Eleanor explained how Mr. Slope had at first endeavoured to tyrannize over her father, but how he had latterly come round and done all he could to talk the bishop over in Mr. Harding’s favour. “But my father,” she said, “is hardly inclined to trust him; they all say he is so arrogant to the old clergymen of the city.”
“Take my word for it,” said Bertie, “your father is right. If I am not very much mistaken, that man is both arrogant and false.”
They strolled up to the top of the hill and then returned through the fields by a foot-path which leads by a small wooden bridge, or rather a plank with a rustic rail to it, over the river to the other side of the cathedral from that at which they had started. They had thus walked round the bishop’s grounds, through which the river runs, and round the cathedral and adjacent fields, and it was past eleven before they reached the doctor’s door.

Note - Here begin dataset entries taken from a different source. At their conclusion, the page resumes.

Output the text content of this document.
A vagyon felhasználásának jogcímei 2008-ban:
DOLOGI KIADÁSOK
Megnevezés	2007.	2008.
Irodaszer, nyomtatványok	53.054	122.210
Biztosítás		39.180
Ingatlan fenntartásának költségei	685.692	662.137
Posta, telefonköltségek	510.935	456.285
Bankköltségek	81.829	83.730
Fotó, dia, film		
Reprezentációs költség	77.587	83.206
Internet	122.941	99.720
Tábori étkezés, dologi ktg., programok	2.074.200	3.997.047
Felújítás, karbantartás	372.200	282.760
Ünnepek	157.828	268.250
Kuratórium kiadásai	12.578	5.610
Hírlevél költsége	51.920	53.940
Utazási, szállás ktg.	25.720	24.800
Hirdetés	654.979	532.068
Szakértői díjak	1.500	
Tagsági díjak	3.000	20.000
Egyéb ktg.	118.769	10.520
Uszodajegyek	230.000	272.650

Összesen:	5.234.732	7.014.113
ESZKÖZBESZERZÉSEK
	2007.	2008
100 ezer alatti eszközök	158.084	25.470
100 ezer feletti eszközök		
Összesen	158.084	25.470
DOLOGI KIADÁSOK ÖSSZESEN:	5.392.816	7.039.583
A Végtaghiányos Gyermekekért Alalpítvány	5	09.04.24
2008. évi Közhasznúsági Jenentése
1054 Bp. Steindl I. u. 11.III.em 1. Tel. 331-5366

“It is very late,” said Eleanor; “it will be a shame to disturb your mother again at such an hour.”
“Oh”’ said Charlotte, laughing, “you won’t disturb Mamma; I dare say she is in bed by this time, and Madeline would be furious if you did not come in and see her. Come, Bertie, take Mrs. Bold’s bonnet from her.”

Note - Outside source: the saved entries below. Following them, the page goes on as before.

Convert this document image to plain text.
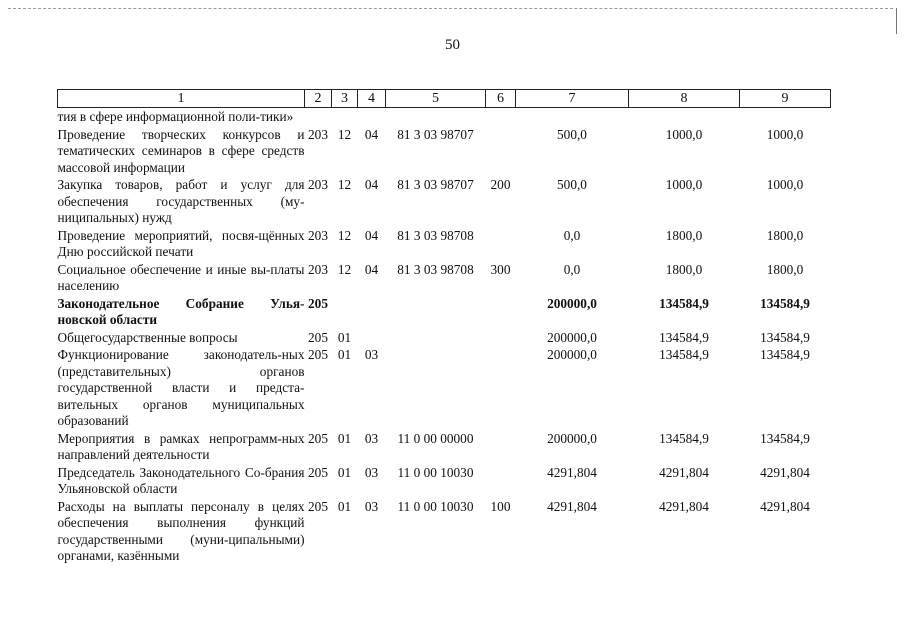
50
1	2	3	4	5	6	7	8	9
тия в сфере информационной поли-тики»								
Проведение творческих конкурсов и тематических семинаров в сфере средств массовой информации	203	12	04	81 3 03 98707		500,0	1000,0	1000,0
Закупка товаров, работ и услуг для обеспечения государственных (му-ниципальных) нужд	203	12	04	81 3 03 98707	200	500,0	1000,0	1000,0
Проведение мероприятий, посвя-щённых Дню российской печати	203	12	04	81 3 03 98708		0,0	1800,0	1800,0
Социальное обеспечение и иные вы-платы населению	203	12	04	81 3 03 98708	300	0,0	1800,0	1800,0
Законодательное Собрание Улья-новской области	205					200000,0	134584,9	134584,9
Общегосударственные вопросы	205	01				200000,0	134584,9	134584,9
Функционирование законодатель-ных (представительных) органов государственной власти и предста-вительных органов муниципальных образований	205	01	03			200000,0	134584,9	134584,9
Мероприятия в рамках непрограмм-ных направлений деятельности	205	01	03	11 0 00 00000		200000,0	134584,9	134584,9
Председатель Законодательного Со-брания Ульяновской области	205	01	03	11 0 00 10030		4291,804	4291,804	4291,804
Расходы на выплаты персоналу в целях обеспечения выполнения функций государственными (муни-ципальными) органами, казёнными	205	01	03	11 0 00 10030	100	4291,804	4291,804	4291,804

They went upstairs and found the signora alone, reading. She looked somewhat sad and melancholy, but not more so perhaps than was sufficient to excite additional interest in the bosom of Mr. Slope; and she was soon deep in whispered intercourse with that happy gentleman, who was allowed to find a resting-place on her sofa. The signora had a way of whispering that was peculiarly her own and was exactly the reverse of that which prevails among great tragedians. The great tragedian hisses out a positive whisper, made with bated breath, and produced by inarticulated tongue-formed sounds, but yet he is audible through the whole house. The signora, however, used no hisses and produced all her words in a clear, silver tone, but they could only be heard by the ear into which they were poured.